Is AP Bio a Worthy Comedy Successor?
Ever since Netflix started purging my favorite shows (here we are, pouring one out to How I Met Your Mother, It's Always Sunny in Philadelphia, and LOST), I've joined the dark side: Hulu. Yeah, it sort of seems like using Bing over Google and doesn't have any cool taglines like Hulu and Chill, but it's okay, because Hulu has provided me a new show that I can't yet binge but still enjoy: AP Bio.
The show is based in Toledo, Ohio, where Jack Griffin is somehow teaching AP Bio to a group of quite strange but endearing high schoolers after losing his dream job to his arch-nemesis. Part of the appeal of the show for me is casting Glenn Howerton. After his run on It's Always Sunny in Philadelphia as a mastermind/borderline-sociopath that somehow still finds his way into viewers' hearts, Howerton plays the similar role of a bitter man with an undying superiority complex, but shows a different side in his sweet acclimation to the lack of city glitz and glam. The show so far has touched briefly on topics of bullying, student achievement stress, and single-motherhood, that I feel could have definitely been fleshed out more, but don't get enough credit for capturing the nuances of these topics.
I was partly shocked, consequently, after reading a rather scathing review of the show in The New York Times that criticized it as being tasteless. The critique focuses mainly on the low-caliber humor characterizing the show. But there's always some strange relatability to watching the antics of overachieving high school students, but when you mix that with caustic humor and misanthropy, you get the even better and incredibly amusing result that is AP Bio. It's not like the topic of rude teachers is foreign to any generation, nor is bullying. Being able to watch the realities unfold in the show presents us with realities we don't necessarily want to admit, especially to lay viewers.

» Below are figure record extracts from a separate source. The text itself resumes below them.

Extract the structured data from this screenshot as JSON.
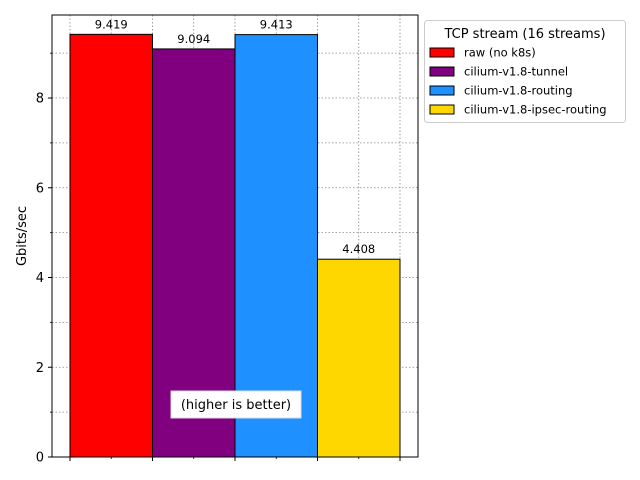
{
  "chart_data": {
    "type": "bar",
    "title": "",
    "xlabel": "",
    "ylabel": "Gbits/sec",
    "ylim": [
      0,
      9.85
    ],
    "yticks": [
      0,
      2,
      4,
      6,
      8
    ],
    "ytick_labels": [
      "0",
      "2",
      "4",
      "6",
      "8"
    ],
    "grid": true,
    "legend": {
      "title": "TCP stream (16 streams)",
      "placement": "outside-top-right"
    },
    "series": [
      {
        "name": "raw (no k8s)",
        "value": 9.419,
        "label": "9.419",
        "color": "#ff0000"
      },
      {
        "name": "cilium-v1.8-tunnel",
        "value": 9.094,
        "label": "9.094",
        "color": "#800080"
      },
      {
        "name": "cilium-v1.8-routing",
        "value": 9.413,
        "label": "9.413",
        "color": "#1e90ff"
      },
      {
        "name": "cilium-v1.8-ipsec-routing",
        "value": 4.408,
        "label": "4.408",
        "color": "#ffd700"
      }
    ],
    "annotation": "(higher is better)"
  }
}
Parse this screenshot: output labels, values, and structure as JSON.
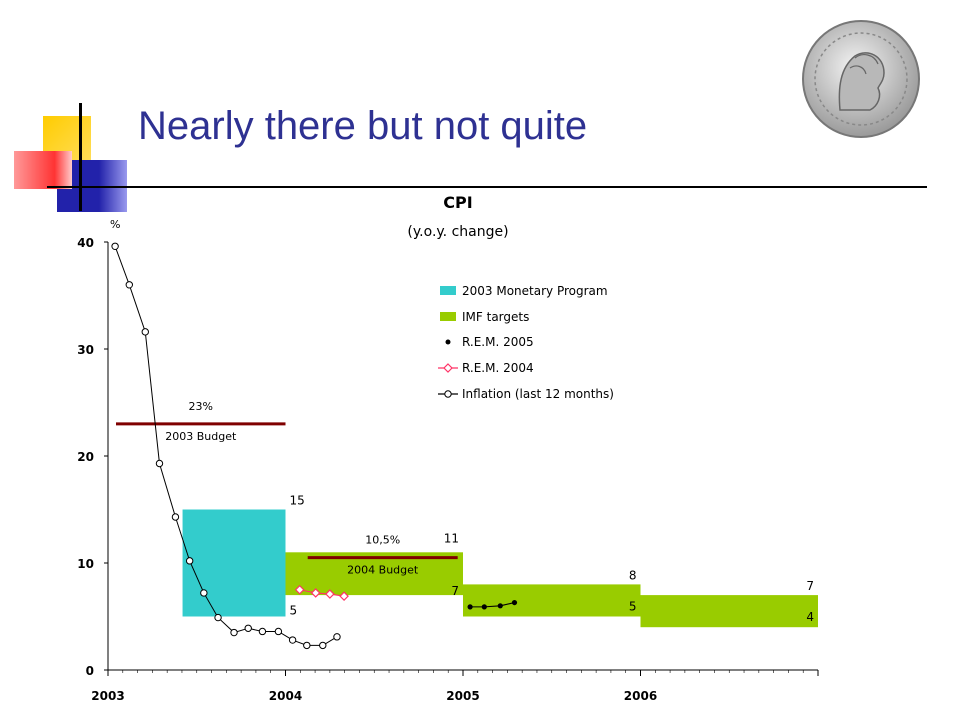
{
  "slide": {
    "title": "Nearly there but not quite"
  },
  "colors": {
    "title": "#2e3192",
    "monetary_program": "#33cccc",
    "imf_targets": "#99cc00",
    "budget_line": "#7f0000",
    "rem_2004": "#ff3366",
    "rem_2005": "#000000",
    "inflation": "#000000"
  },
  "chart_data": {
    "type": "line",
    "title": "CPI",
    "subtitle": "(y.o.y. change)",
    "y_unit_label": "%",
    "ylim": [
      0,
      40
    ],
    "y_ticks": [
      0,
      10,
      20,
      30,
      40
    ],
    "xlim": [
      2003,
      2007
    ],
    "x_ticks": [
      {
        "value": 2003,
        "label": "2003"
      },
      {
        "value": 2004,
        "label": "2004"
      },
      {
        "value": 2005,
        "label": "2005"
      },
      {
        "value": 2006,
        "label": "2006"
      }
    ],
    "legend": [
      {
        "label": "2003 Monetary Program",
        "symbol": "box-monetary"
      },
      {
        "label": "IMF targets",
        "symbol": "box-imf"
      },
      {
        "label": "R.E.M. 2005",
        "symbol": "dot-rem2005"
      },
      {
        "label": "R.E.M. 2004",
        "symbol": "diamond-rem2004"
      },
      {
        "label": "Inflation (last 12 months)",
        "symbol": "circle-inflation"
      }
    ],
    "bands": [
      {
        "series": "2003 Monetary Program",
        "x_start": 2003.42,
        "x_end": 2004.0,
        "low": 5,
        "high": 15,
        "low_label": "5",
        "high_label": "15"
      },
      {
        "series": "IMF targets",
        "x_start": 2004.0,
        "x_end": 2005.0,
        "low": 7,
        "high": 11,
        "low_label": "7",
        "high_label": "11"
      },
      {
        "series": "IMF targets",
        "x_start": 2005.0,
        "x_end": 2006.0,
        "low": 5,
        "high": 8,
        "low_label": "5",
        "high_label": "8"
      },
      {
        "series": "IMF targets",
        "x_start": 2006.0,
        "x_end": 2007.0,
        "low": 4,
        "high": 7,
        "low_label": "4",
        "high_label": "7"
      }
    ],
    "budget_lines": [
      {
        "x_start": 2003.0,
        "x_end": 2004.0,
        "value": 23,
        "value_label": "23%",
        "label": "2003 Budget"
      },
      {
        "x_start": 2004.08,
        "x_end": 2004.97,
        "value": 10.5,
        "value_label": "10,5%",
        "label": "2004 Budget"
      }
    ],
    "series": [
      {
        "name": "Inflation (last 12 months)",
        "marker": "circle",
        "x": [
          2003.04,
          2003.12,
          2003.21,
          2003.29,
          2003.38,
          2003.46,
          2003.54,
          2003.62,
          2003.71,
          2003.79,
          2003.87,
          2003.96,
          2004.04,
          2004.12,
          2004.21,
          2004.29
        ],
        "y": [
          39.6,
          36.0,
          31.6,
          19.3,
          14.3,
          10.2,
          7.2,
          4.9,
          3.5,
          3.9,
          3.6,
          3.6,
          2.8,
          2.3,
          2.3,
          3.1
        ]
      },
      {
        "name": "R.E.M. 2004",
        "marker": "diamond",
        "x": [
          2004.08,
          2004.17,
          2004.25,
          2004.33
        ],
        "y": [
          7.5,
          7.2,
          7.1,
          6.9
        ]
      },
      {
        "name": "R.E.M. 2005",
        "marker": "dot",
        "x": [
          2005.04,
          2005.12,
          2005.21,
          2005.29
        ],
        "y": [
          5.9,
          5.9,
          6.0,
          6.3
        ]
      }
    ]
  }
}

But there are reasons besides the fact that I feel like I'm watching Dennis Reynolds gone Harvard that I like AP Bio so much. This show definitely takes a thoughtful and subtle critique on the egos of those in higher education and ever-prevent urban elitism. Parents simply don't care about Jack's lack of course material, the principal seeks to appease all the desires of this man who seems to really only have his credentials going for him. Why is this okay? Because he's from Harvard, as if that actually means anything at all. AP Bio gives a pretty grave reality check to those in Jack's shoes, unwilling to recognize the merits of the less educated or less privileged.
At the beginning of the show, Jack's behavior is undoubtedly problematic, but it's also changing as Jack begins to appreciate the colleagues he once saw as purely inferior and as he starts to inspire his students with his philosophical musings. The Times review seems to miss the point of the show; or maybe coming to terms with the shortcomings of urban elitism is a hard pill to swallow.
And I feel like it's definitely too soon to conclude what the show's actual content will be. Maybe you won't, NYT, but I'll keep watching.